This section does not prohibit the lawful taking, killing, pursuing, or possession of any game bird during the open season for the bird. Bald or golden eagles and ospreys shall not be killed or possessed at any time, except that eagles or ospreys may be possessed for educational purposes by governmental or municipal zoological parks, museums, and scientific or educational institutions. European starlings, English sparrows, and common pigeons, other than homing pigeons, may be killed at any time and their nests or eggs may be destroyed at any time. Blackbirds may be killed at any time when doing damage to grain or other property or when they become a nuisance.

Each bird or any part thereof taken or had in possession contrary to this section constitutes a separate offense.
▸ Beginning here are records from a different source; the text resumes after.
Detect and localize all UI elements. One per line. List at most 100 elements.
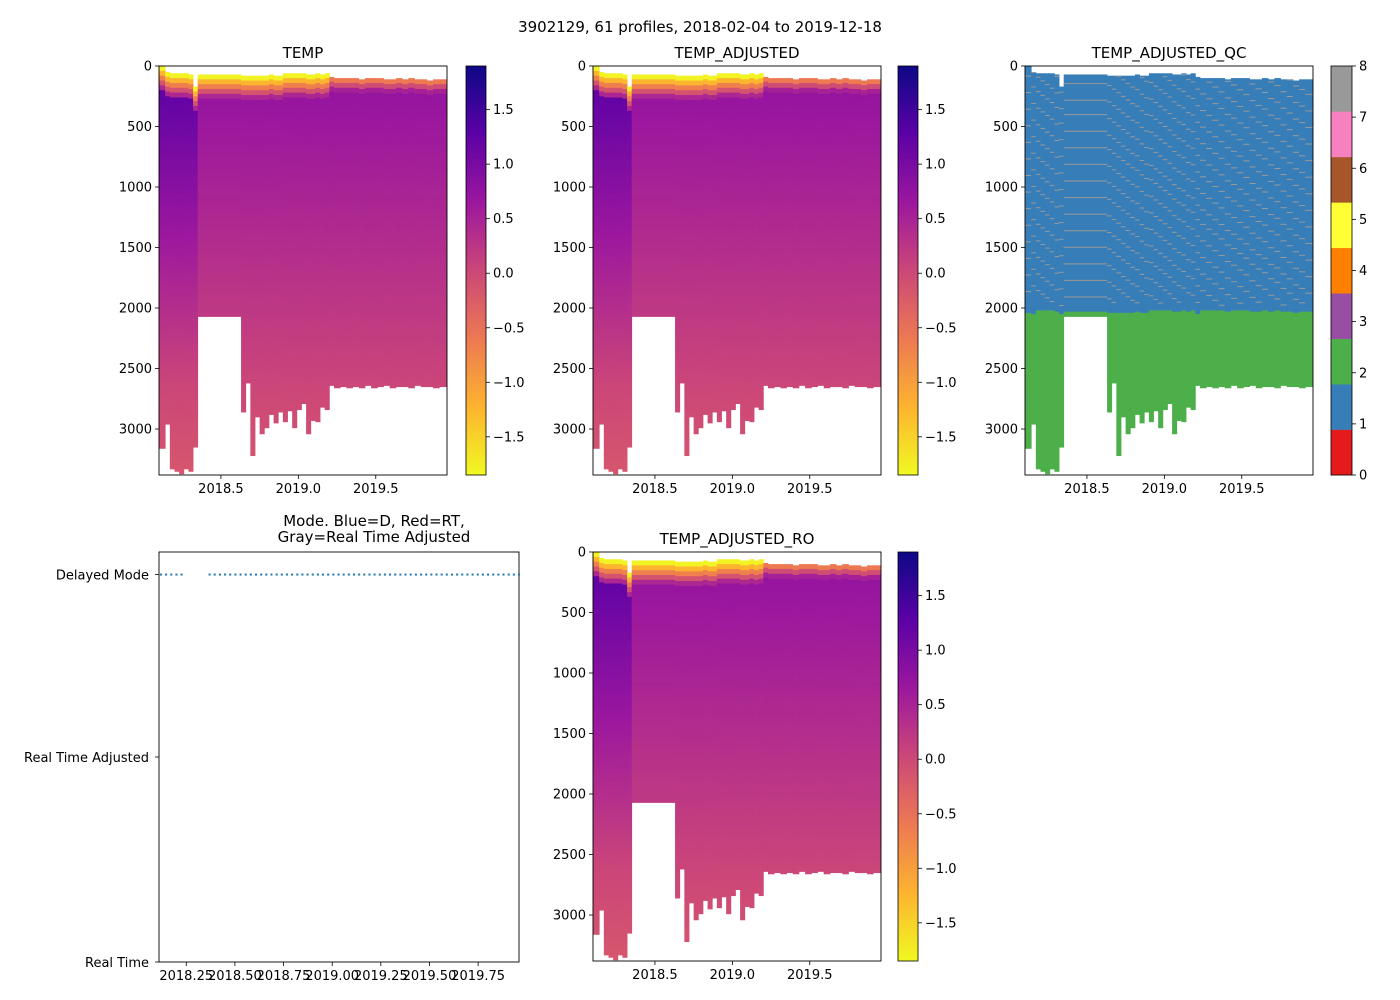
heatmap-cell: [593, 143, 600, 149]
heatmap-cell: [179, 111, 185, 118]
heatmap-cell: [402, 301, 409, 308]
heatmap-cell: [364, 276, 372, 282]
heatmap-cell: [278, 128, 284, 135]
heatmap-cell: [721, 73, 727, 79]
heatmap-cell: [301, 286, 307, 292]
heatmap-cell: [617, 194, 623, 200]
heatmap-cell: [183, 87, 189, 94]
heatmap-cell: [603, 184, 609, 190]
heatmap-cell: [608, 407, 614, 413]
heatmap-cell: [197, 180, 242, 187]
heatmap-cell: [188, 209, 194, 216]
heatmap-cell: [352, 232, 360, 239]
heatmap-cell: [255, 308, 261, 314]
heatmap-cell: [702, 190, 708, 196]
heatmap-cell: [693, 429, 699, 435]
heatmap-cell: [278, 75, 284, 81]
heatmap-cell: [395, 213, 403, 219]
heatmap-cell: [264, 361, 270, 367]
heatmap-cell: [364, 334, 372, 340]
heatmap-cell: [617, 315, 623, 321]
heatmap-cell: [712, 259, 718, 265]
heatmap-cell: [301, 102, 307, 108]
heatmap-cell: [287, 310, 293, 316]
heatmap-cell: [439, 384, 447, 388]
heatmap-cell: [245, 75, 251, 81]
heatmap-cell: [340, 242, 347, 248]
heatmap-cells: [593, 66, 881, 475]
heatmap-cell: [402, 205, 409, 211]
heatmap-cell: [684, 298, 690, 304]
heatmap-cell: [684, 332, 690, 338]
heatmap-cell: [268, 340, 274, 346]
heatmap-cell: [617, 358, 623, 365]
heatmap-cell: [603, 329, 609, 336]
heatmap-cell: [188, 447, 194, 453]
heatmap-cell: [310, 413, 316, 419]
heatmap-cell: [420, 180, 428, 187]
heatmap-cell: [698, 211, 704, 217]
heatmap-cell: [159, 317, 166, 323]
heatmap-cell: [329, 188, 335, 194]
heatmap-cell: [377, 373, 384, 379]
heatmap-cell: [631, 156, 676, 162]
heatmap-cell: [726, 397, 732, 403]
heatmap-cell: [377, 291, 384, 297]
heatmap-cell: [599, 415, 605, 421]
heatmap-cell: [426, 303, 434, 309]
heatmap-cell: [439, 316, 447, 322]
heatmap-cell: [395, 102, 403, 108]
heatmap-cell: [301, 397, 307, 403]
heatmap-cell: [315, 107, 321, 113]
heatmap-cell: [282, 199, 288, 205]
heatmap-cell: [702, 321, 708, 327]
heatmap-cell: [306, 263, 312, 269]
heatmap-cell: [420, 374, 428, 380]
heatmap-cell: [693, 351, 699, 357]
heatmap-cell: [273, 245, 279, 251]
heatmap-cell: [255, 370, 261, 377]
heatmap-cell: [617, 344, 623, 350]
heatmap-cell: [183, 421, 189, 427]
heatmap-cell: [377, 82, 384, 89]
heatmap-cell: [296, 378, 302, 384]
heatmap-cell: [684, 128, 690, 135]
heatmap-cell: [169, 445, 175, 452]
heatmap-cell: [593, 109, 600, 115]
heatmap-cell: [726, 305, 732, 311]
heatmap-cell: [183, 78, 189, 84]
heatmap-cell: [287, 266, 293, 273]
heatmap-cell: [389, 151, 397, 158]
heatmap-cell: [603, 107, 609, 113]
heatmap-cell: [395, 363, 403, 369]
heatmap-cell: [735, 276, 741, 282]
heatmap-cell: [721, 329, 727, 336]
heatmap-cell: [426, 254, 434, 261]
heatmap-cell: [268, 118, 274, 124]
heatmap-cell: [193, 164, 199, 170]
heatmap-cell: [679, 274, 685, 280]
heatmap-cell: [689, 201, 695, 207]
heatmap-cell: [426, 230, 434, 236]
heatmap-cell: [698, 95, 704, 101]
heatmap-cell: [730, 397, 736, 403]
heatmap-cell: [603, 383, 609, 389]
heatmap-cell: [608, 126, 614, 132]
heatmap-cell: [730, 349, 736, 355]
heatmap-cell: [340, 305, 347, 311]
heatmap-cell: [245, 104, 251, 110]
heatmap-cell: [287, 237, 293, 244]
heatmap-cell: [675, 167, 681, 173]
heatmap-cell: [287, 281, 293, 287]
heatmap-cell: [402, 340, 409, 346]
heatmap-cell: [264, 259, 270, 265]
heatmap-cell: [183, 194, 189, 200]
heatmap-cell: [165, 270, 171, 276]
heatmap-cell: [675, 95, 681, 101]
heatmap-cell: [352, 78, 360, 84]
heatmap-cell: [679, 124, 685, 130]
heatmap-cell: [631, 297, 676, 303]
heatmap-cell: [169, 363, 175, 369]
heatmap-cell: [414, 219, 422, 225]
heatmap-cell: [414, 127, 422, 133]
Effective Date: 08-14-2002; 04-06-2007


----------



## Huntinbull (Apr 10, 2004)

wonderfully comprehensive answer! Bravo!


----------



## waterwalker (Jan 24, 2008)

Welcome to OGF and what is your retainer fee owed.


----------



## stevecat (May 16, 2007)

Most likely if your in Ohio, what you are seeing are starlings not black birds this time of year,starlings are easy to distinguish between grackels and brown headed cow birds, look up all these birds on the internet and youll see the difference, starlings are the first to show up in the springand the last to leavein the winter , cow birds and Grackels will be here in later spring followed by the red winged black bird. the first to show are my favorite target the starling. (shoot away)


----------